Angkutan pedesaan yang
membawa mereka itu melaju mengikuti jalan yang membelah sawah dan memasuki
gerumbul perkampungan. Ketika
sampai ke pertigaan ledeng (pintu air), gadis yang menyebut dirinya Ayun itu teriak ke sopir, “kiri pir..., kiri!” dan angkutan
pedesaan itu pun berhenti.
Gadis yang menyebut dirinya itu Ayun
beranjak dari tempat duduknya, turun.
“Sudah ya, Ayun
turun duluan....!” pamit gadis
yang menyebut dirinya Ayun,
“Assalamu’alakum!”
“Wa’alaikum
salam!” teman-temannya yang masih di angkutan pedesaan itu
menjawab kompak. Gadis yang
menyebut dirinya Ayun turun
dan segera ke depan dan melalui jendela sebelah kiri dia mengulurkan 2 lembar
duaribuan. “Ini, Kang!”
Sopir angkutan
pedesaan itu menyambut dua lembar uang duaribuan itu sambil bilang, “diterima,
salam buat Bapak ya....!”. Sopir
itu ternyata tetangganya.
Gadis yang menyebut
dirinya Ayun itu cuma cengar-cengir sambil bilang “Iya kang!”
“Sudah ya,
semuanya, sampai lusa!” teriak gadis
yang menyebut dirinya Ayun itu sambil melambaikan tangannya. Dia membalikkan badannya berjalan menyusuri jalan desa. Angkutan pedesaan itu kembali melaju, membawa
teman-temannya yang masih tersisa.
Jalan desa yang
membelah perkampungan ini, di sebelah kanannya mengalir saluran irigasi
sekunder yang mengalirkan air dari bendung gerak ke sawah-sawah di sekitar
kampungnya. Rumahnya sendiri berada di dekat areal persawahan yang sangat luas
di ujung kampung.
Cuaca sedang
bersahabat saat ini. Meskipun matahari nampak pongah menghujamkan sinarnya dari
tahtanya di ketinggian sana, namun angin seperti tahu bahwa di jalan
desa sedang berjalan seorang anak gadis remaja berkulit kuning langsat, bermuka tirus, mata kecil bulat, alis melengkung, dan hidung kecil mancung. Dapat
dikatakan seluruh indikator kecantikan orisinil menempel
dengan sempurna pada sebidang wajah penghias paripurna dari tubuh mungil gadis
yang terbalut gamis dan kerudung rapi.
Angin tahu bahwa gadis itu harus dibuat nyaman dan tidak kepanasan. Gadis itu adalah gadis yang
tadi menyebut dirinya Ayun. Dia bernama Arundhati. Orang memanggil dia dengan panggilan Yun atau Ayun dari
Run atau Arun, Arundhati. Dan,
selanjutnya, kita akan sebut saja dia sesuai namanya atau bagaimana dia
menyebut dirinya saja.
Mendekati
balaidesa, Arundhati melihat ada kerumunan di halaman balai desa. Keingintahuannya menuntunnya mendekati kerumunan
itu. Semakin dekat dengan kerumunan itu, semakin heran dia. Tak satupun orang-orang yang berkerumun itu dia kenali. Sebenarnya dia mulai ragu untuk mendekat, namun rasa ingin tahunya
mematahkan keraguannya.
Arundhati semakin mendekat ke kerumunan, namun ukuran tubuhnya yang kecil membuatnya tidak
mampu melihat ke tengah kerumunan. Bahkan, ketika dia coba dan menjinjit atau sedikit
melompat dengan menjulurkan kepalanya, pandangannya
tetap tidak dapat menjangkau
object yang sedang dirubung orang-orang itu.

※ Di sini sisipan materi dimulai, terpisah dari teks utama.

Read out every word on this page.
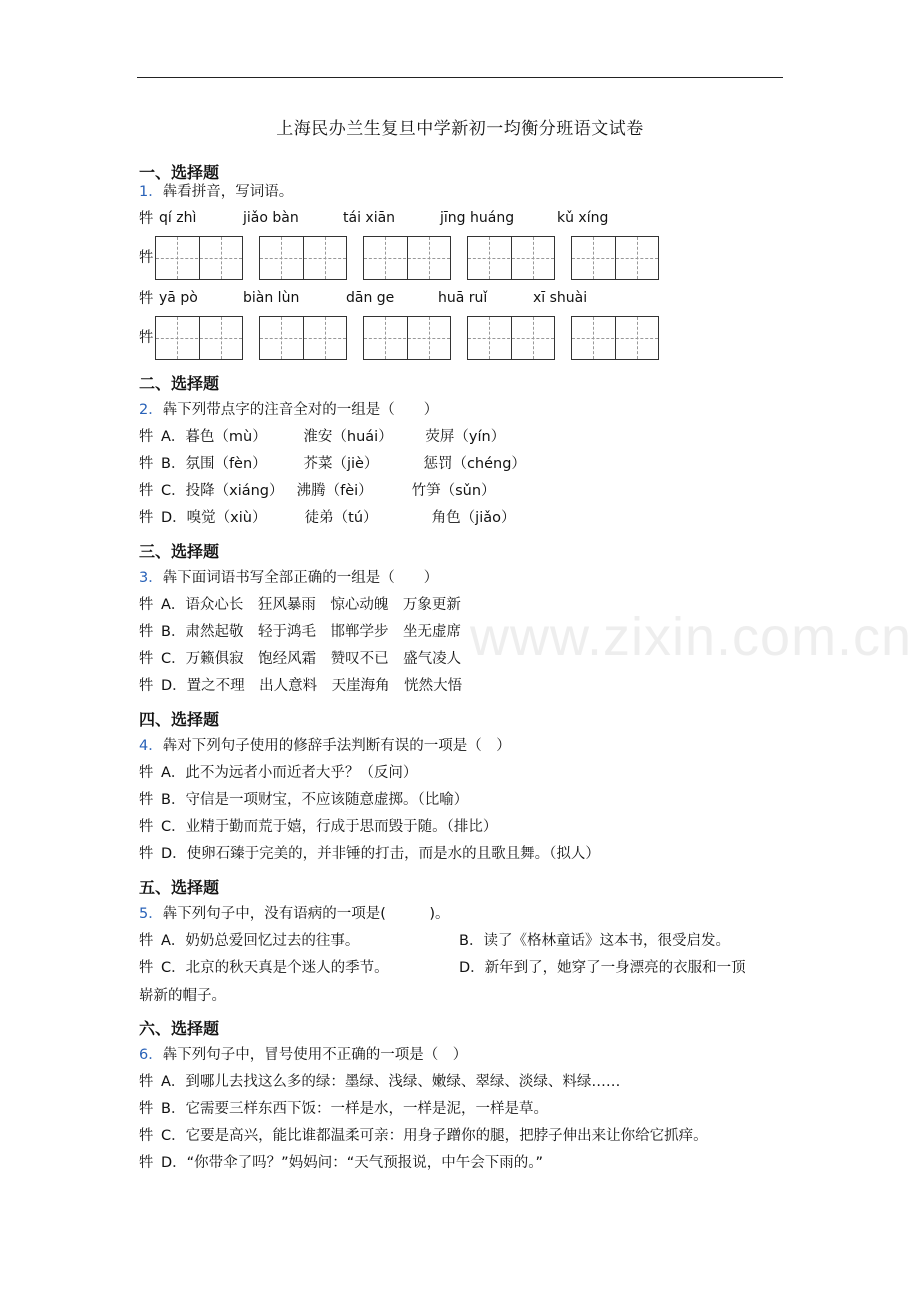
上海民办兰生复旦中学新初一均衡分班语文试卷
一、选择题
1．犇看拼音，写词语。
牪 qí zhì	jiǎo bàn	tái xiān	jīng huáng	kǔ xíng
牪
牪 yā pò	biàn lùn	dān ge	huā ruǐ	xī shuài
牪
二、选择题
2．犇下列带点字的注音全对的一组是（　　）
牪 A．暮色（mù）	淮安（huái） 荧屏（yín）
牪 B．氛围（fèn）	芥菜（jiè）	惩罚（chéng）
牪 C．投降（xiáng） 沸腾（fèi）	竹笋（sǔn）
牪 D．嗅觉（xiù）	徒弟（tú）	角色（jiǎo）
三、选择题
3．犇下面词语书写全部正确的一组是（　　）
牪 A．语众心长　狂风暴雨　惊心动魄　万象更新
牪 B．肃然起敬　轻于鸿毛　邯郸学步　坐无虚席
牪 C．万籁俱寂　饱经风霜　赞叹不已　盛气凌人
牪 D．置之不理　出人意料　天崖海角　恍然大悟
四、选择题
4．犇对下列句子使用的修辞手法判断有误的一项是（　）
牪 A．此不为远者小而近者大乎？（反问）
牪 B．守信是一项财宝，不应该随意虚掷。（比喻）
牪 C．业精于勤而荒于嬉，行成于思而毁于随。（排比）
牪 D．使卵石臻于完美的，并非锤的打击，而是水的且歌且舞。（拟人）
五、选择题
5．犇下列句子中，没有语病的一项是(　　　)。
牪 A．奶奶总爱回忆过去的往事。	B．读了《格林童话》这本书，很受启发。
牪 C．北京的秋天真是个迷人的季节。	D．新年到了，她穿了一身漂亮的衣服和一顶
崭新的帽子。
六、选择题
6．犇下列句子中，冒号使用不正确的一项是（　）
牪 A．到哪儿去找这么多的绿：墨绿、浅绿、嫩绿、翠绿、淡绿、料绿……
牪 B．它需要三样东西下饭：一样是水，一样是泥，一样是草。
牪 C．它要是高兴，能比谁都温柔可亲：用身子蹭你的腿，把脖子伸出来让你给它抓痒。
牪 D．“你带伞了吗？”妈妈问：“天气预报说，中午会下雨的。”
www.zixin.com.cn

Arundhati menyerah dan kembali hendak ke jalan untuk
melanjutkan perjalanan pulangnya. Ketika melangkah meninggalkan kerumunan, dia baru menyadari ada sesuatu yang aneh. Saat berada bersama kerumunan tadi, sepertinya tidak
ada satupun orang yang berkemun tadi dia kenal. Dia membalikkan badan, dan
alangkah terkejutnya dia demi mendapati bahwa kerumunan dari orang sebanyak itu
tadi sudah tak ada lagi. Hanya halaman dan pendopo balai desa yang kosong.
Tiba-tiba ada getaran
rasa takut merambati sekujur tubuhnya dan mengaliri seluruh nadinya. Dadanya
berdegup kencang. Arundhati berdiri terpaku dengan kepala menunduk serta tangan
meremas gamisnya. Dia coba pejamkan matanya dan berusaha menolak pandangannya.

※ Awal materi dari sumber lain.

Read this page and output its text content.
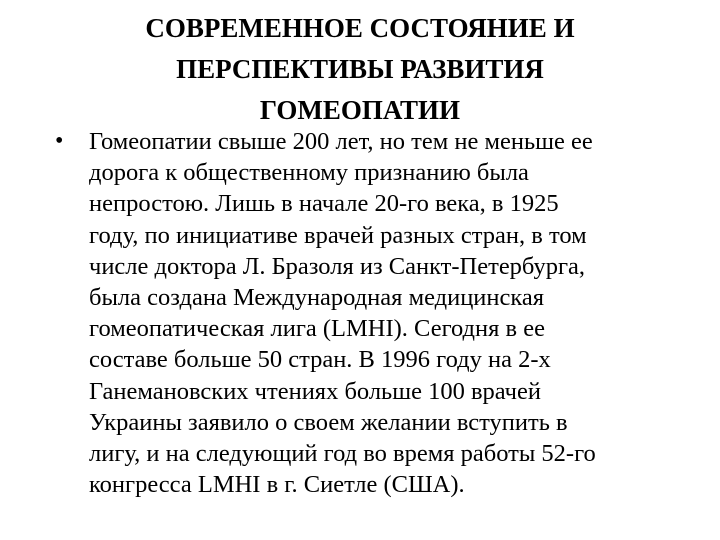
СОВРЕМЕННОЕ СОСТОЯНИЕ И
ПЕРСПЕКТИВЫ РАЗВИТИЯ
ГОМЕОПАТИИ
• Гомеопатии свыше 200 лет, но тем не меньше ее
дорога к общественному признанию была
непростою. Лишь в начале 20-го века, в 1925
году, по инициативе врачей разных стран, в том
числе доктора Л. Бразоля из Санкт-Петербурга,
была создана Международная медицинская
гомеопатическая лига (LMHI). Сегодня в ее
составе больше 50 стран. В 1996 году на 2-х
Ганемановских чтениях больше 100 врачей
Украины заявило о своем желании вступить в
лигу, и на следующий год во время работы 52-го
конгресса LMHI в г. Сиетле (США).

“Tidak, ini tidak nyata. Ini tidak nyata!”
Arundhati membalikkan
badannya arah ke luar balai desa dengan tetap memejamkan matanya. Arundhati
masih belum berani membuka matanya. Antara ragu dan takut dengan apa yang
mungkin akan dia temui saat dia membuka mata, membuatnya masih memejamkan mata.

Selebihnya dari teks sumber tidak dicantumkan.